Scrum team roles are not positions. They are certain rights and responsibilities that are given to those involved in the processes.
In scrum they are as follows:
– The Team
Scrum Master
Product OwnerScrum team

One person can act in more than one role. Just as the same man can be a son to his parents, a husband to his wife and a father to his children at the same time, a member of the development team can also play the role of scrum master.
We’ll talk about the roles of scrum master and product owner later, in this article we’ll look at the role of “team member”.

Role: Team member

The optimal team composition recommended for scrum work is 5-9 people. Less than five in a short time usually can not create a significant increase in the product. And if the team consists of more than nine people – the cost of mutual communication, on which scrum is built, becomes too high and eats up the efficiency. Also, keep in mind that scrum is a methodology with low formalization. This means that most of the operational information about all changes in the project must be kept in the team’s head. As the team grows, this information becomes more and more, and it begins to get lost.

The whole team should be able to work in the same space. Everyone’s availability to communicate at any time is a prerequisite for the entire team to respond quickly to changes or problems. However, distributed teams where participants can be in different offices, cities, or even countries are not uncommon these days. For such cases, there is a good practice of “virtual window”. A monitor with a web camera and a microphone is placed in both offices so that both parts of the distributed team can see each other at any time. If you want, you can go to the “window”, call a colleague and discuss the issue. It would seem more customary to call a specific person than to distract the entire team.

The ideology of a scrum means that communication always takes place in front of the entire team so that everyone is aware of what is going on.
The seclusion of employees with partitions and headphones is not suitable for a scrum.

Scrum teams are cross-functional.

This means that each member tries to expand their specialization and can perform several functions. For example, developer and tester, designer and technical writer, frontend and backend developer. The wider the range of skills of each team member, the more flexible the team can adjust to the current requirements of the project. For example, the beginning of an iteration might have more of a design and planning load, the middle needs more developers, and the end needs testers.
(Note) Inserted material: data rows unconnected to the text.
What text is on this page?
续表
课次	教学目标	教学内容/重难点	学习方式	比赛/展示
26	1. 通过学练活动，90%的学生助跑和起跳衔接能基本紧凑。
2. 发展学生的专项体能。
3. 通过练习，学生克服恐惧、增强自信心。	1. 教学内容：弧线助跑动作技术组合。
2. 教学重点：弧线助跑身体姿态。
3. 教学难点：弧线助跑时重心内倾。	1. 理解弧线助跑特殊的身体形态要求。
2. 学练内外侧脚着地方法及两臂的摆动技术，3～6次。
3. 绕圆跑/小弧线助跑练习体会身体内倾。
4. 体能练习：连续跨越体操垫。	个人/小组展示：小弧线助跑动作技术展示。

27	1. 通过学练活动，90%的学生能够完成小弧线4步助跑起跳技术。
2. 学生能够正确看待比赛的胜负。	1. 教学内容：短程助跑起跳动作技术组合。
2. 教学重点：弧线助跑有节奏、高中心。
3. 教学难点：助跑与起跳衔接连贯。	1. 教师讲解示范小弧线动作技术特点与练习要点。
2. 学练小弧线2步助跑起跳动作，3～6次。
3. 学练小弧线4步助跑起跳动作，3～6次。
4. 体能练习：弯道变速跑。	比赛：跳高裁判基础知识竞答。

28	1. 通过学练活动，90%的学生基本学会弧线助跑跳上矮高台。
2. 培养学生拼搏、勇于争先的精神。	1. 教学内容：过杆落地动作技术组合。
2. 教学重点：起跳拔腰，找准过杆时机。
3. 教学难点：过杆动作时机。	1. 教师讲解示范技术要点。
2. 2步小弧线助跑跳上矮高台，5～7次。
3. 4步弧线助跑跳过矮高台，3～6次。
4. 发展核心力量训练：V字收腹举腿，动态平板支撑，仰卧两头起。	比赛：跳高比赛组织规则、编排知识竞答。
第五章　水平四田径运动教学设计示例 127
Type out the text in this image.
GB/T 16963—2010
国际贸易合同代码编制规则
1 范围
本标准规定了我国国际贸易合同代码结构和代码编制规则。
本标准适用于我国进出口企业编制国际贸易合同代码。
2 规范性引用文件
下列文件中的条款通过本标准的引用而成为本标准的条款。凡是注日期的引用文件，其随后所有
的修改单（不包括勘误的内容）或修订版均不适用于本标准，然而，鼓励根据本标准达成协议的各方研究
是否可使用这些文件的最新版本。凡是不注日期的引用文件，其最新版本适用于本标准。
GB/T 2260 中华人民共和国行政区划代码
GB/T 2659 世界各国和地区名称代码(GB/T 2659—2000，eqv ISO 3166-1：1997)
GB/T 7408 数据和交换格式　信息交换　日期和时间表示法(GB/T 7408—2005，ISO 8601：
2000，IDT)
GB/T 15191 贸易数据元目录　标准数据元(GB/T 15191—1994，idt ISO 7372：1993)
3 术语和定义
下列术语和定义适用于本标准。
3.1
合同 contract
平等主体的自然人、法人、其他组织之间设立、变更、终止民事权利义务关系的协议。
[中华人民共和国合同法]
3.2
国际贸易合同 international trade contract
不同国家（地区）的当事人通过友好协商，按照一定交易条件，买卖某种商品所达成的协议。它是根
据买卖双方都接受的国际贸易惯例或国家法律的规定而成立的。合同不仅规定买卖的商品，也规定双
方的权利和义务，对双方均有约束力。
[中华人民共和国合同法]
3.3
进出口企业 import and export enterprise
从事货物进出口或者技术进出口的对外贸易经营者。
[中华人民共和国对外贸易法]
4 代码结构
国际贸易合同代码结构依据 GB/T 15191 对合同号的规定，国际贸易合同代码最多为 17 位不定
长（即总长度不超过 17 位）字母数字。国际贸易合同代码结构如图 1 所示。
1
While other approaches usually have the appropriate specialists join and disconnect from the team at the right time, in scrum the composition of the team does not change throughout the iteration. At the right moment, each of the participants must be ready to pick up the work that is needed right now. This also eliminates downtime.
Why is there no supervisor among the roles in the team?
Because scrum teams are self-organizing.

What does this mean?

They choose how to do the work better and do not wait for instructions from people outside of them. They control themselves and don’t need external control. In practice, not all employees have this habit and ability to self-organize. Many are used to acting in the paradigm of “if I tell you, I’ll do it, if I don’t tell you, I won’t do it. If your potential team has such guys, do not worry. The main thing is that at least a few people who have authority on the team are able and willing to organize themselves. The rest will either get involved by looking at them, or the team will “push” them out.
Most issues in the team are governed by the rules of the scrum, or decided in a consultative manner, including who will do what. The team evaluates the scope of work on its own, so it takes responsibility for meeting those evaluations. Team responsibility means that in the case of success, it is shared, not individual heroes. But also in the case of mistakes and failures, they are eliminated together, rather than making the “culprit” take the blame. Such relationships are easier to establish if all team members are highly professional.
This is another feature of the scrum that some overlook. If there are those who regularly “mess up” and those who just as regularly save the situation by taking collective responsibility, tensions can arise.

Let’s summarize:

Development team:
Mission: quality product

5-9 people
– Team composition can only change between sprints
– Cross-functional (Everyone can perform different roles)
– Self-organized and self-managed
– Responsible for evaluation and execution


Scrum team values

In addition to the Agile values we discussed earlier, Scrum has five more values.

Concentration means that at any given time, the whole team focuses on a small number of things. This allows those things to be done better and faster.

Courage comes from pooling team resources. It allows you to dare to do big things.

Openness implies that everyone shares how they are doing, and what problems and challenges they have. This allows them to be overcome.

Responsibility for success is formed because the fate of the team is entirely in their hands.

Respect grows in complicity in successes and defeats. Team members help each other become worthy of respect.

The biggest mistake in implementing Scrum is planting it in the wrong environment and with a team that does not embrace these values.

That’s why you should start implementing Scrum by asking yourself, “do we share these values? If you can’t confidently answer for the whole team, you need to do some preparatory work, otherwise, it will turn out like in the fable: “And you, friends, however you sit down, all are not good musicians”.

If your team meets the Scrum ideal, it can do wonders even if it deviates slightly from the methodology’s recommendations.